Intermountain Medical Center Study Gives Physicians New Tool to Predict Heart Attack Patients At Risk For Repeat Hospitalization 11/4/2012
SALT LAKE CITY, UT – Some heart attack patients end up back in the hospital just weeks after going home. It can happen for a variety of reasons, but doctors haven’t had a reliable way to predict which patients will return — until now.
Using a new tool developed by researchers at the Intermountain Medical Center Heart Institute, physicians can now better identify these patients, according to a new study. This will enable physicians to re-evaluate their treatment plans in the hopes of preventing future admissions.
“If you can identify these patients, you have a better chance of saving their lives,” said Benjamin Horne, PhD, director of cardiovascular and genetic epidemiology at the Intermountain Medical Center Heart Institute and lead researcher for the study, which will be presented Nov. 5 at the American Heart Association Scientific Sessions 2012 in Los Angeles.
Improving the personalization of medical care during an initial hospitalization is the most effective approach to preventing repeat visits to the hospital, say researchers. But until now the medical evidence regarding who will return has been very limited. This new evidence-based tool provides a standard approach to assessing the likelihood that a heart attack patient will end up back in the hospital, allowing medical providers to re-evaluate their care plan. Preventing hospital readmission among heart attack patients is not only a key quality measure, but also a major goal outlined in the Affordable Care Act.
Dr. Horne and his group at Intermountain Medical Center looked at 51 factors including age, gender, common blood test information, other health problems, a history of depression, body mass index and more. All this information is then complied by the new tool — a sophisticated computerized algorithm — that calculates a risk score for each patient. This is how the score works:
- Men are assigned a score between zero and 13. For each additional point on the scale, men have a 20 percent greater risk of re-hospitalization. So, for example, a man with a score of 13 would be 3.6 times more likely to return to the hospital than a man with a score of zero.
- Women are assigned a score between zero and 14. For each additional point on the scale, women have a 14 percent greater risk of having to return to the hospital. A woman with a score of 14 would be about 3 times more likely to be back than a woman who scored a zero.
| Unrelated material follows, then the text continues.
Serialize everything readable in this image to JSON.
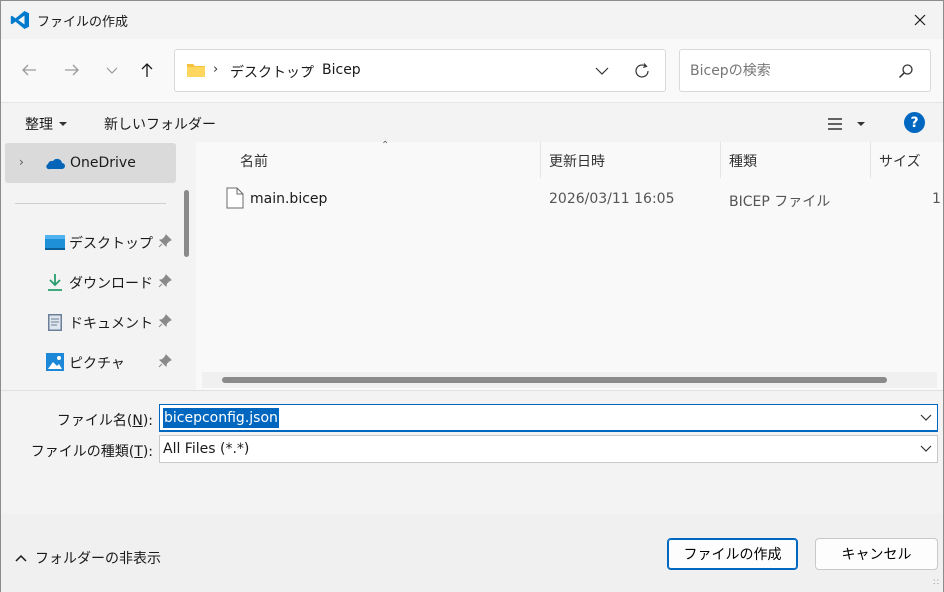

Researchers said the factors that contributed the most information about re-hospitalization included patient age, the number of medications a patient was prescribed, the length of hospital stay when they had their heart attack, a diagnosis of depression, and a diagnosis of atrial fibrillation.
“There’s a saying in medicine: You manage what you measure,” said Dr. Horne. “Right now no one has a way to accurately measure the information that these risk factors tell us about readmission and mortality risk. Our tool gives physicians a way to measure their patients’ risk and possibly manage their care differently.”
The Intermountain Medical Center Heart Institute is one of the premier cardiac centers in the country. Intermountain Medical Center is the flagship facility for the Intermountain Healthcare system.
Other members of the research team include: Brent Muhlestein; Heidi May; Kim Brunisholz; Tami L. Bair; and Jeffrey L. Anderson.